Recent CJEU case suggests that a former Yodel driver did not have “worker” status
In the recent case of B v Yodel Delivery Network Ltd, the Court of Justice of the European Union (“CJEU”) concluded that there did not seem to be a relationship of subordination between B (a former parcel delivery driver for Yodel Delivery Network Limited (“Yodel”)) and Yodel, suggesting that B did not have “worker” status.
B’s contract with Yodel provided that he was a “self-employed independent contractor”, who was free to choose the times and routes of his deliveries and even work for Yodel’s competitors. Moreover, Yodel was under no obligation to provide B with work and equally, B did not have to accept any such work. Most importantly, he was not required to perform any deliveries personally and could appoint a substitute (with the caveat that Yodel could reject such substitute for reasons of inadequate skills or qualifications).

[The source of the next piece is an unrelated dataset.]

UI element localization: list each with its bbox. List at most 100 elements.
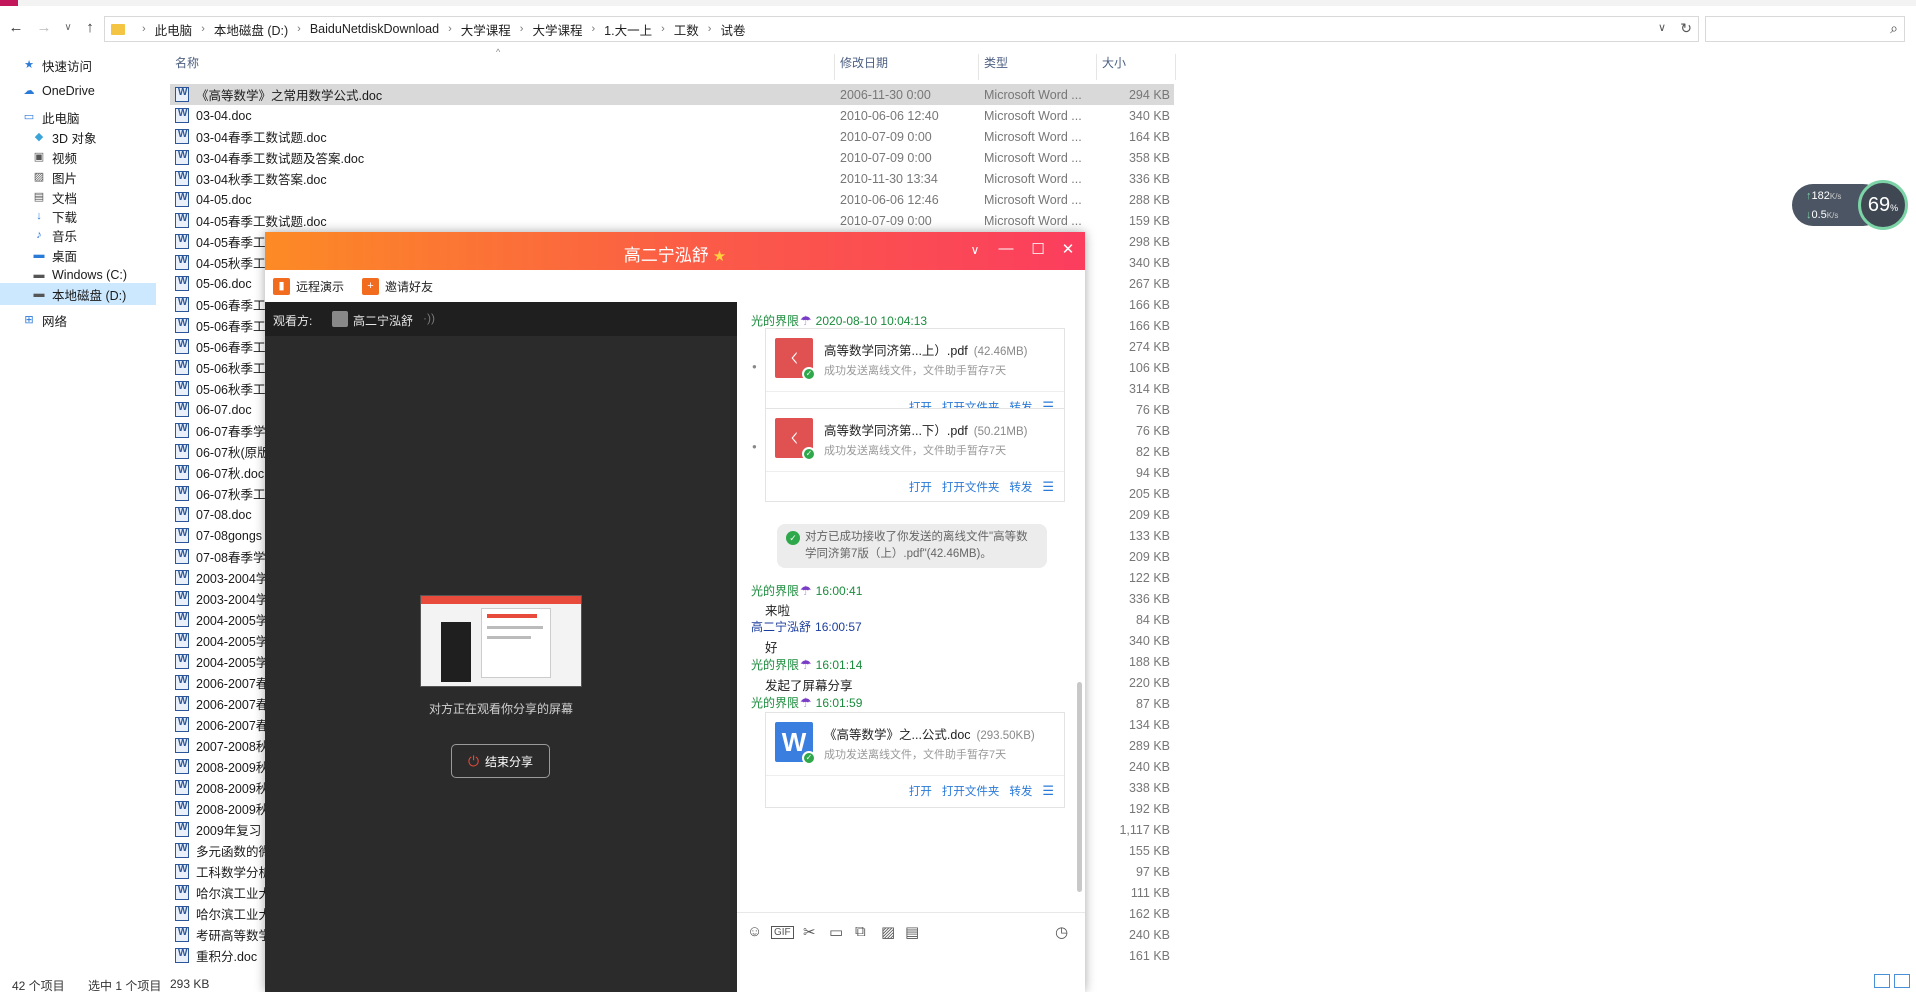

B made a claim for holiday pay under the EU Working Time Directive. The CJEU noted that the essential feature of an employment relationship is subordination (i.e. the employee performs services for and under the direction of his or her employer in return for remuneration).

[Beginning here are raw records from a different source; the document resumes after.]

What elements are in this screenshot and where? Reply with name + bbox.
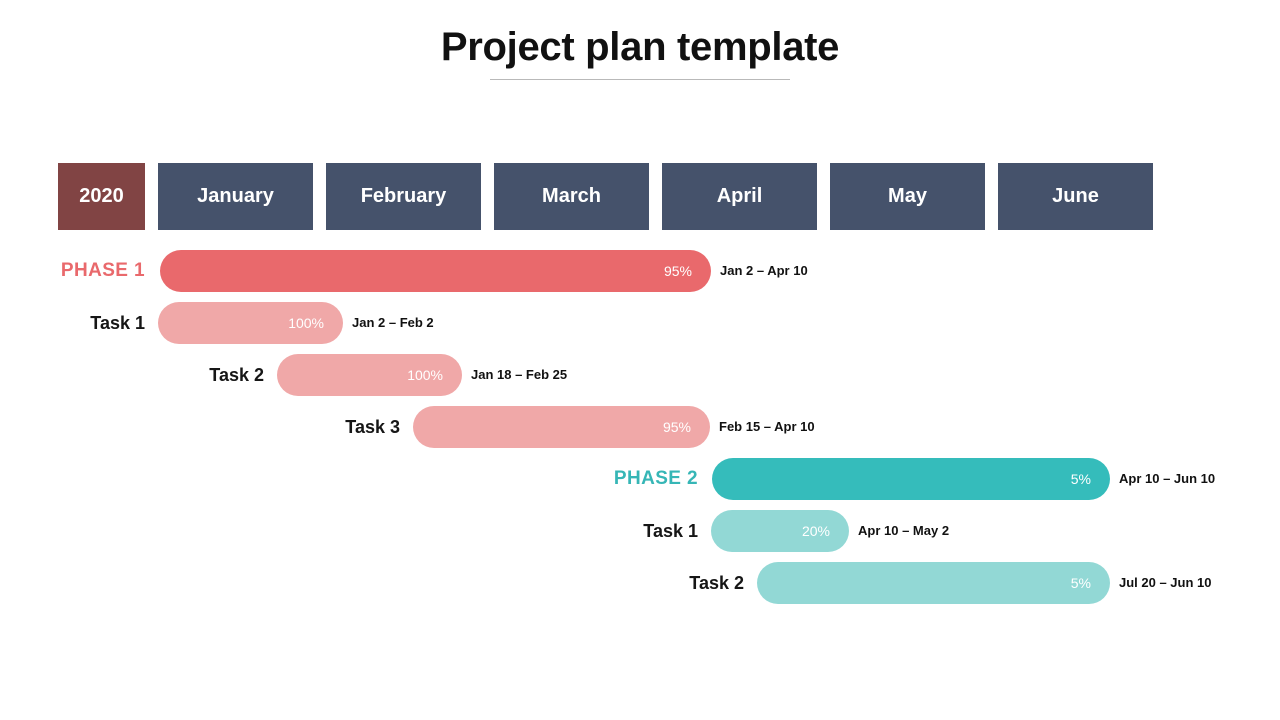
gantt-row: Task 1 100% Jan 2 – Feb 2 <box>0 301 1280 345</box>
gantt-task-label: Task 1 <box>90 313 145 333</box>
gantt-bar[interactable]: 95% <box>413 406 710 448</box>
gantt-row: PHASE 1 95% Jan 2 – Apr 10 <box>0 249 1280 293</box>
gantt-bar-percent: 5% <box>1070 575 1091 591</box>
gantt-row: Task 3 95% Feb 15 – Apr 10 <box>0 405 1280 449</box>
gantt-bar-date-range: Jan 2 – Feb 2 <box>352 315 434 330</box>
gantt-phase-label: PHASE 1 <box>60 260 145 281</box>
gantt-bar-date-range: Apr 10 – May 2 <box>858 523 950 538</box>
gantt-bar-percent: 100% <box>407 367 443 383</box>
gantt-bar-date-range: Jul 20 – Jun 10 <box>1119 575 1212 590</box>
gantt-bar[interactable]: 20% <box>711 510 849 552</box>
gantt-bar-percent: 95% <box>662 419 691 435</box>
gantt-row: PHASE 2 5% Apr 10 – Jun 10 <box>0 457 1280 501</box>
gantt-task-label: Task 2 <box>209 365 264 385</box>
gantt-row: Task 2 5% Jul 20 – Jun 10 <box>0 561 1280 605</box>
gantt-bar[interactable]: 100% <box>277 354 462 396</box>
gantt-bar[interactable]: 5% <box>712 458 1110 500</box>
gantt-bar[interactable]: 100% <box>158 302 343 344</box>
gantt-bar-date-range: Jan 18 – Feb 25 <box>471 367 568 382</box>
gantt-bar-date-range: Feb 15 – Apr 10 <box>719 419 815 434</box>
gantt-row: Task 2 100% Jan 18 – Feb 25 <box>0 353 1280 397</box>
gantt-row: Task 1 20% Apr 10 – May 2 <box>0 509 1280 553</box>
gantt-task-label: Task 1 <box>643 521 698 541</box>
gantt-chart: PHASE 1 95% Jan 2 – Apr 10 Task 1 100% Jan 2 … <box>0 0 1280 720</box>
gantt-bar[interactable]: 5% <box>757 562 1110 604</box>
gantt-phase-label: PHASE 2 <box>613 468 698 489</box>
gantt-bar-percent: 100% <box>288 315 324 331</box>
gantt-bar[interactable]: 95% <box>160 250 711 292</box>
gantt-bar-date-range: Jan 2 – Apr 10 <box>720 263 808 278</box>
gantt-task-label: Task 2 <box>689 573 744 593</box>
gantt-bar-date-range: Apr 10 – Jun 10 <box>1119 471 1216 486</box>
gantt-bar-percent: 95% <box>663 263 692 279</box>
gantt-bar-percent: 20% <box>801 523 830 539</box>
gantt-bar-percent: 5% <box>1070 471 1091 487</box>
gantt-task-label: Task 3 <box>345 417 400 437</box>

An independent contractor (as the name suggests) should on the other hand be free to choose the type of work and tasks to be performed, the manner in which those tasks are to be executed, the time and place of work and should also have the ability to select his or her own staff. If this independence is merely fictitious, the independent contractor could be deemed to be a worker under EU law.
Although CJEU concluded that B’s independence seemed to be genuine and that there did not seem to be a relationship of subordination between him and Yodel, Watford Employment Tribunal (as the referring court) will have the final say in respect of B’s worker status.